Robert Dyrda OBERON Stal

Fot. 2. Dostępność blach czy odkuwek na rynku jest
gorsza, bo wydłużają się terminy produkcyjne i
wydłuża się czas transportu. Hurtownie bojąc się
załamania koniunktury czekają na niższe ceny i
opóźniają zamówieniami, w efekcie „świecą pustymi
półkami”. (Fot. Oberon)

Pamiętam z czasów przełomu wieku XX na XXI, że WCL w detalu sprzedawano po 5,50 zł/kg. Dla tych którzy szukali tańszych stali do pracy na gorąco był WNL po 3,50 zł/kg. Te ceny wydawały się nie do ruszenia przez kilka lat od wspomnianej już denominacji w 1995 roku. Obecne ceny stali wzrosły o ok. 200% w porównaniu z tymi z końca lat 90-tych, a zarobki ok. 500%. Przed Polską kolejne rewolucje czyli wdrażanie Polskiego Ładu od stycznia 2022. Rosną płace minimalne, rosną podatki, bo jak inaczej nazwać zagranie ze składką zdrowotną, której nie można wliczyć w koszty? Temat lęku przed Polskim Ładem i zmianami podatkowymi dominował podczas rozmów na jesiennych targach branżowych. Oczywiście doradcy podatkowi sugerują jak uniknąć czy zniwelować choć trochę skutki tych zmian. Zamieszanie spowodowane ustawą i inflacyjne wzrosty cen wpłyną zapewne na kursy walut. Rada Polityki Pieniężnej będzie podnosiła stopy procentowe, zdrożeją kredyty.
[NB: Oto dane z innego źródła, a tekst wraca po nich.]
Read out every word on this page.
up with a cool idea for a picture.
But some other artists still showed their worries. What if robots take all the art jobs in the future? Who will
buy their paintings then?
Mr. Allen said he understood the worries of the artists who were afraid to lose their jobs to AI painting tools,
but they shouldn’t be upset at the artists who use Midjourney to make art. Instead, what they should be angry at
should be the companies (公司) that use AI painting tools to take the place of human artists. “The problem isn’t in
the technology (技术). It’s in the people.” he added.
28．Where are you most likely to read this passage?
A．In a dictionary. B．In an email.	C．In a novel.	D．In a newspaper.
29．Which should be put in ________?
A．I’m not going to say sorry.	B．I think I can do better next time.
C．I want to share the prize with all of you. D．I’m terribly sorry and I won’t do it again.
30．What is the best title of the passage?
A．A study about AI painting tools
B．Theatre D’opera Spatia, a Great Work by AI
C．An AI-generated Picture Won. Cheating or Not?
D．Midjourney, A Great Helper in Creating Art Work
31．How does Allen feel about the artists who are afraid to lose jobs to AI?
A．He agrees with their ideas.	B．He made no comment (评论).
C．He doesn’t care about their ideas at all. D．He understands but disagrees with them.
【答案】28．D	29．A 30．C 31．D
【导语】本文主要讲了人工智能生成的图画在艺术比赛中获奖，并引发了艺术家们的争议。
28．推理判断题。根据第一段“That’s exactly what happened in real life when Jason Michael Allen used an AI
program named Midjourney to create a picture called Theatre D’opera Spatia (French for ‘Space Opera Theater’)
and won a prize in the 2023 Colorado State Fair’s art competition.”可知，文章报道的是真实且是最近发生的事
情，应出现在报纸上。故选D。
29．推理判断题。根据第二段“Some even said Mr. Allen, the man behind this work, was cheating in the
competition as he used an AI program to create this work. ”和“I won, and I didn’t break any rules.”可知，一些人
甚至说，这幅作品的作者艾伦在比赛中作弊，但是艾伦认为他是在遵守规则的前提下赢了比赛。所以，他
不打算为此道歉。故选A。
Rynek może się i schłodzi, ale obecnie drogo zamawiane towary trzeba będzie sprzedać. Zatem nawet przeczuwając udane uspokojenie krajowego rynku przez działania naszej RPP, do wakacji 2022 roku nie możemy oczekiwać jakiś wyraźnych spadków cen. Pozostaje też mieć nadzieję, że mimo hamowania i studzenia rynku, złoty nie umocni się za bardzo i dalej będziemy atrakcyjnym wykonawcą zleceń dla bogatszych krajów z UE. Czarny scenariusz, w którym rok 2022 jest rokiem drogiej stali i innych metali, a polskich producentów męczy spadek zamówień i cierpią z braku zajęcia, staram się odpędzać od siebie. Myśl pozytywnie, myśl pozytywnie - powtarzam stale, do czego i Was zachęcam!